Harvard Business Review studied 4,000 senior-level executives from 2008-2013 (44% of the responders were female) and found some interesting differences along gender lines.
The study asked executives to define both personal and professional success. Women placed a higher emphasis on individual achievement and making a difference at work and a lower emphasis on making a financial difference than men.
But what stood out to me is what happened when conflicts arose between work and family life. Men overwhelmingly chose work when work and family collided, even to the detriment of their families.
A Good Provider
The cultural narrative that a man needs to be a good provider for his family is pervasive, the study concludes. The male responders chose work over family, because they felt the need to be the breadwinner was stronger than the need to spend time with their families. They don’t feel guilty about abandoning their families, in fact, one respondent talked about how important those “ten minutes with his kids” every night were. Without a shred of irony, he’s indicating that spending ten minutes with his children is sufficient because he’s taking care of the family financially.
Now, it goes without saying these executives are probably bringing in enough income to make their families comfortable (although we all know that high earning does not always equal high savings), but the men choose work anyway.
The Example We Set
If today’s executives see the work of raising children as primarily the woman’s job, we’re teaching the next generation to do the same. This has implications that we may not live to see. But it strikes me that there’s this imbalance. That no matter which way we lean, once we have children, we’re the gender that has to change our priorities, not the other way around.

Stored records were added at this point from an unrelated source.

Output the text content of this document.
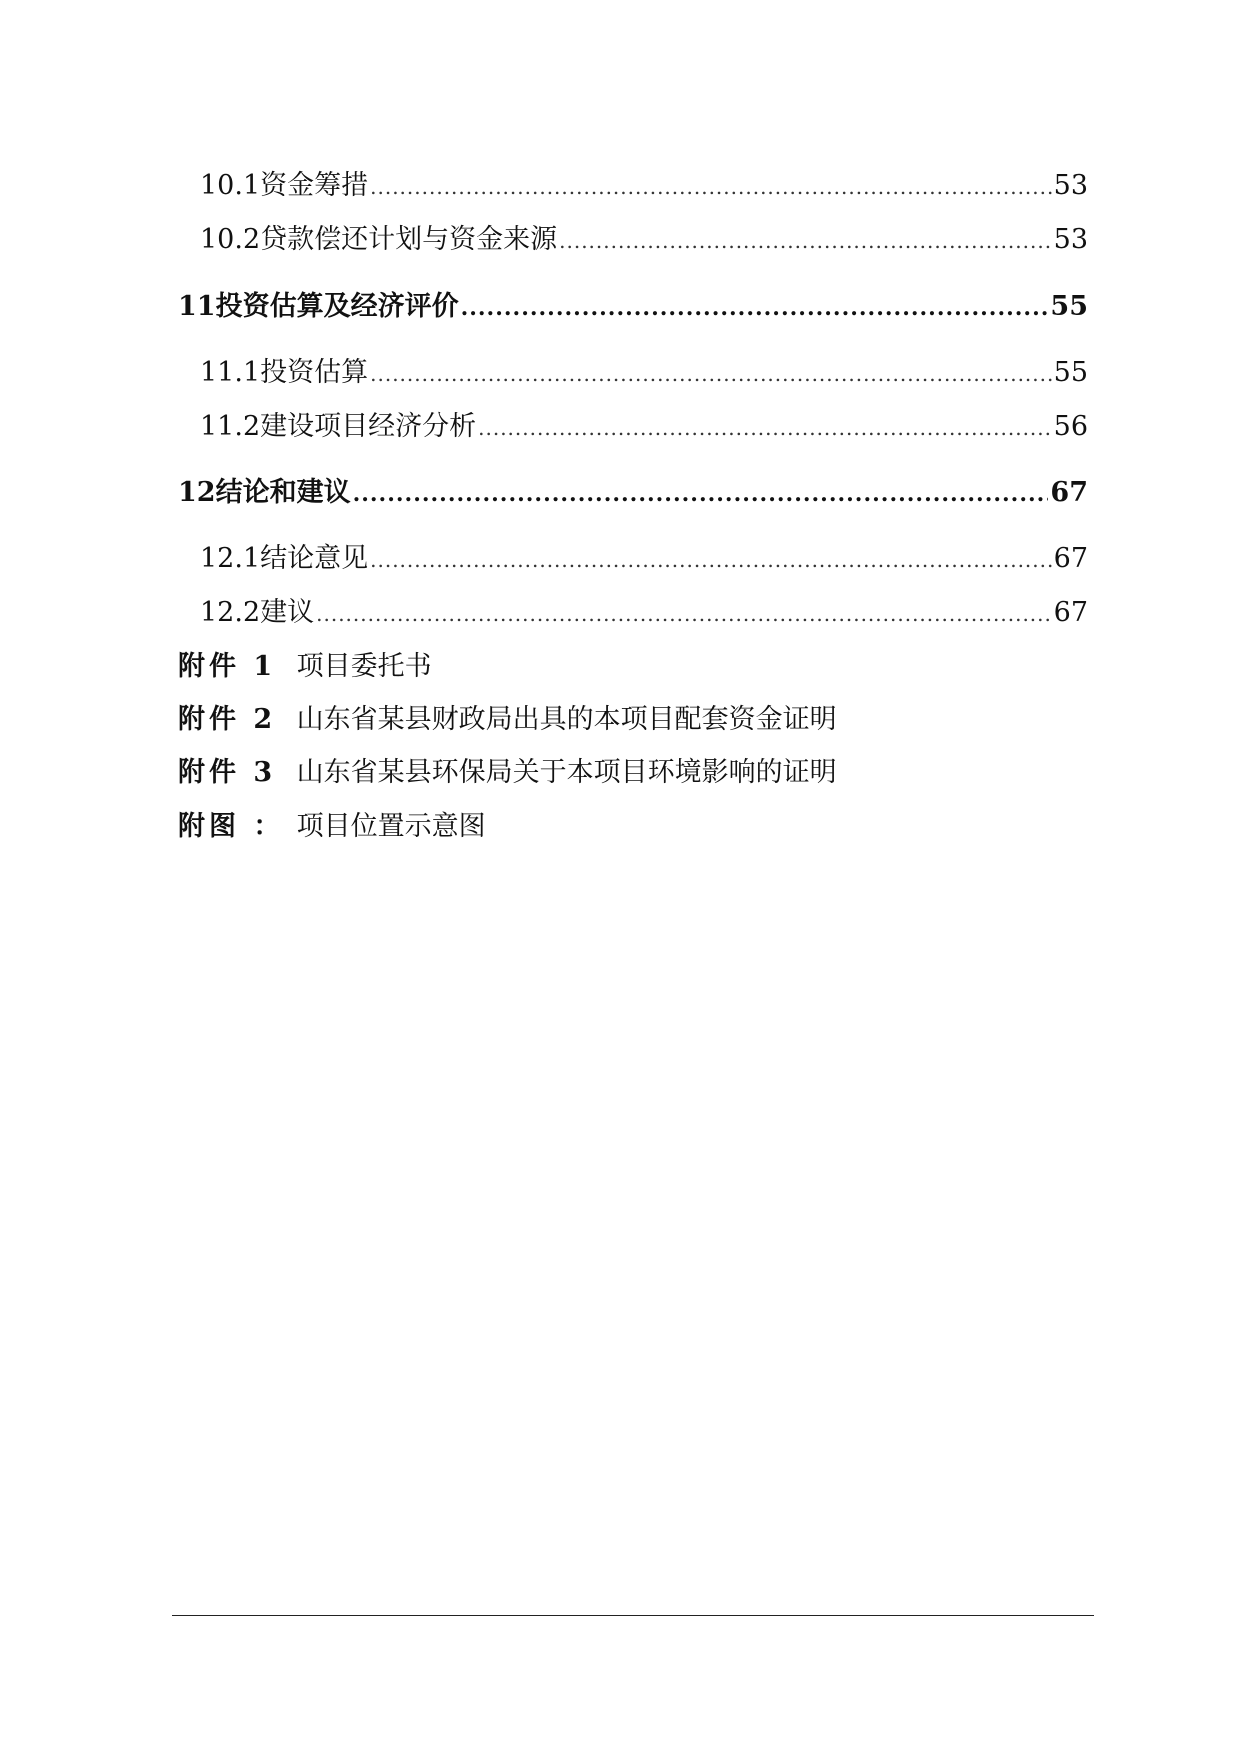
10.1 资金筹措 .....	53
10.2 贷款偿还计划与资金来源 .....	53
11 投资估算及经济评价 .....	55
11.1 投资估算 .....	55
11.2 建设项目经济分析 .....	56
12 结论和建议 .....	67
12.1 结论意见 .....	67
12.2 建议 .....	67
附件 1 项目委托书
附件 2 山东省某县财政局出具的本项目配套资金证明
附件 3 山东省某县环保局关于本项目环境影响的证明
附图 ： 项目位置示意图
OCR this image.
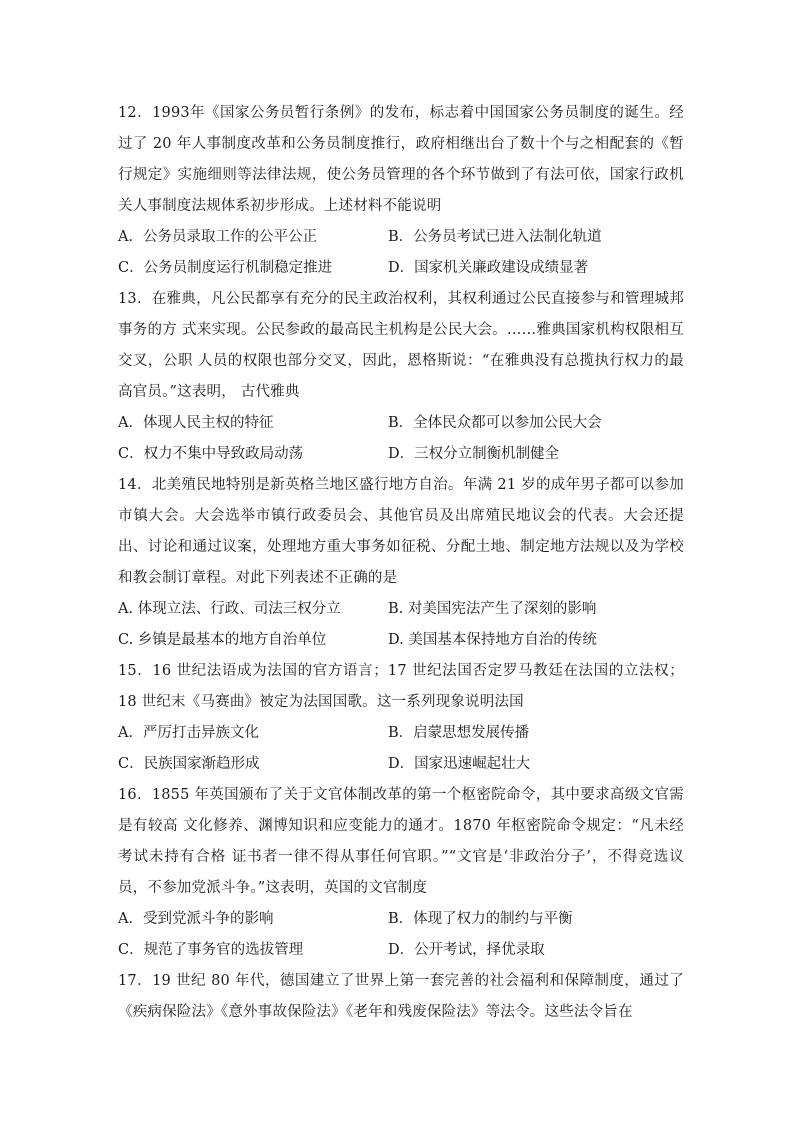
12．1993年《国家公务员暂行条例》的发布，标志着中国国家公务员制度的诞生。经过了 20 年人事制度改革和公务员制度推行，政府相继出台了数十个与之相配套的《暂行规定》实施细则等法律法规，使公务员管理的各个环节做到了有法可依，国家行政机关人事制度法规体系初步形成。上述材料不能说明

A．公务员录取工作的公平公正	B．公务员考试已进入法制化轨道
C．公务员制度运行机制稳定推进	D．国家机关廉政建设成绩显著

13．在雅典，凡公民都享有充分的民主政治权利，其权利通过公民直接参与和管理城邦事务的方 式来实现。公民参政的最高民主机构是公民大会。……雅典国家机构权限相互交叉，公职 人员的权限也部分交叉，因此，恩格斯说：“在雅典没有总揽执行权力的最高官员。”这表明， 古代雅典

A．体现人民主权的特征	B．全体民众都可以参加公民大会
C．权力不集中导致政局动荡	D．三权分立制衡机制健全

14．北美殖民地特别是新英格兰地区盛行地方自治。年满 21 岁的成年男子都可以参加市镇大会。大会选举市镇行政委员会、其他官员及出席殖民地议会的代表。大会还提出、讨论和通过议案，处理地方重大事务如征税、分配土地、制定地方法规以及为学校和教会制订章程。对此下列表述不正确的是

A. 体现立法、行政、司法三权分立	B. 对美国宪法产生了深刻的影响
C. 乡镇是最基本的地方自治单位	D. 美国基本保持地方自治的传统

15．16 世纪法语成为法国的官方语言；17 世纪法国否定罗马教廷在法国的立法权；18 世纪末《马赛曲》被定为法国国歌。这一系列现象说明法国

A．严厉打击异族文化	B．启蒙思想发展传播
C．民族国家渐趋形成	D．国家迅速崛起壮大

16．1855 年英国颁布了关于文官体制改革的第一个枢密院命令，其中要求高级文官需是有较高 文化修养、渊博知识和应变能力的通才。1870 年枢密院命令规定：“凡未经考试未持有合格 证书者一律不得从事任何官职。”“文官是‘非政治分子’，不得竞选议员，不参加党派斗争。”这表明，英国的文官制度

A．受到党派斗争的影响	B．体现了权力的制约与平衡
C．规范了事务官的选拔管理	D．公开考试，择优录取

17．19 世纪 80 年代，德国建立了世界上第一套完善的社会福利和保障制度，通过了《疾病保险法》《意外事故保险法》《老年和残废保险法》等法令。这些法令旨在
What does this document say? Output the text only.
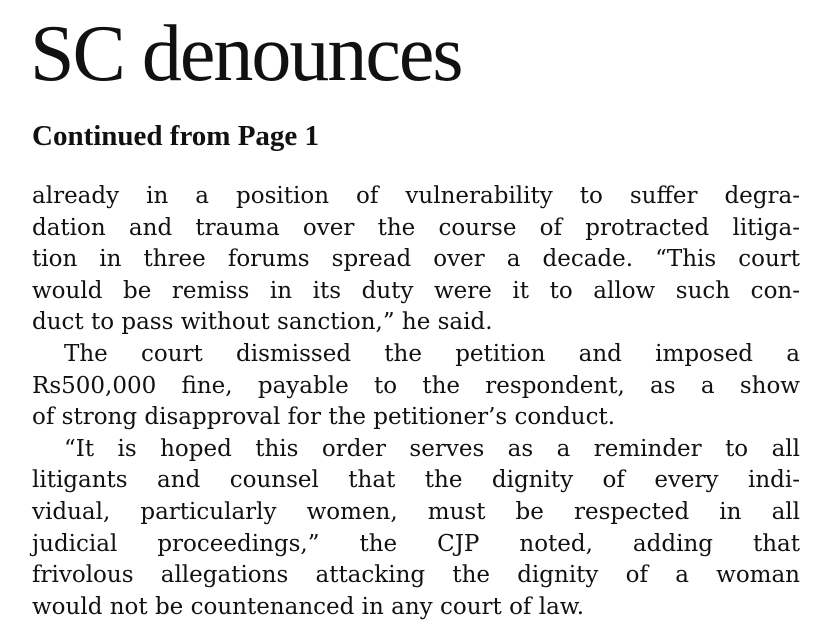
SC denounces
Continued from Page 1
already in a position of vulnerability to suffer degra-
dation and trauma over the course of protracted litiga-
tion in three forums spread over a decade. “This court
would be remiss in its duty were it to allow such con-
duct to pass without sanction,” he said.
The court dismissed the petition and imposed a
Rs500,000 fine, payable to the respondent, as a show
of strong disapproval for the petitioner’s conduct.
“It is hoped this order serves as a reminder to all
litigants and counsel that the dignity of every indi-
vidual, particularly women, must be respected in all
judicial proceedings,” the CJP noted, adding that
frivolous allegations attacking the dignity of a woman
would not be countenanced in any court of law.
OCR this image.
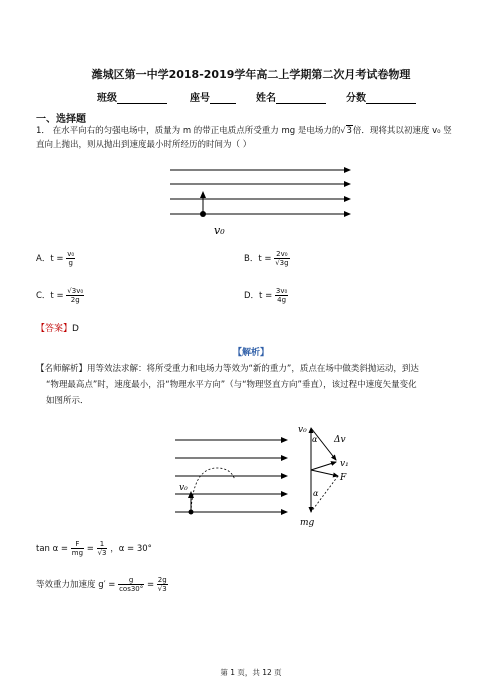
潍城区第一中学2018-2019学年高二上学期第二次月考试卷物理
班级	座号	姓名	分数
一、选择题
1． 在水平向右的匀强电场中，质量为 m 的带正电质点所受重力 mg 是电场力的√3倍．现将其以初速度 v₀ 竖
直向上抛出，则从抛出到速度最小时所经历的时间为（ ）
v₀
A．$t = \frac{\text{v₀}}{g}$	B．$t = \frac{\text{2v₀}}{√3g}$
C．$t = \frac{\text{√3v₀}}{2g}$	D．$t = \frac{\text{3v₀}}{4g}$
【答案】D
【解析】
【名师解析】用等效法求解：将所受重力和电场力等效为“新的重力”，质点在场中做类斜抛运动，到达
“物理最高点”时，速度最小，沿“物理水平方向”（与“物理竖直方向”垂直），该过程中速度矢量变化
如图所示．
v₀
v₀
α Δv
v₁
F
α
mg
$\tan \alpha = \frac{F}{mg} = \frac{1}{√3}$ ，α = 30°
等效重力加速度 $g' = \frac{g}{\cos 30^\circ} = \frac{2g}{√3}$
第 1 页，共 12 页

Sure, being a workaholic executive can give children boundless economic opportunities. But at what cost?
The Way I See It
I grew up in a two-income household, and the breadwinner wasn’t my dad. Now, here I am, 32 years old, and I have an amazing relationship with my dad. He’s one of my very best friends, a confidant, and someone I enjoy knowing as a person. Is it because he worked an 8-5 job and was home most nights for dinner? Is it because he made time for his kids and took us to see some of the natural wonders of our state?
I can’t say for sure, but I suspect the answer is yes.
My dad recently retired, and it wasn’t until his retirement party that I learned about his accomplished career.
He was able to balance work and family. In fact, he was an expert. He never spent any time in a high-rise office building. In fact, I don’t even think he had to do much in the boardroom, ever.
But he prioritized family, and although I haven’t asked him, I think the answer would be a resounding “no” (perhaps even with caps lock!) if I asked if he thought raising a family was primarily the woman’s job.
What do you think? Is raising a family a woman’s job? Or do you think raising a family is the job of both parents?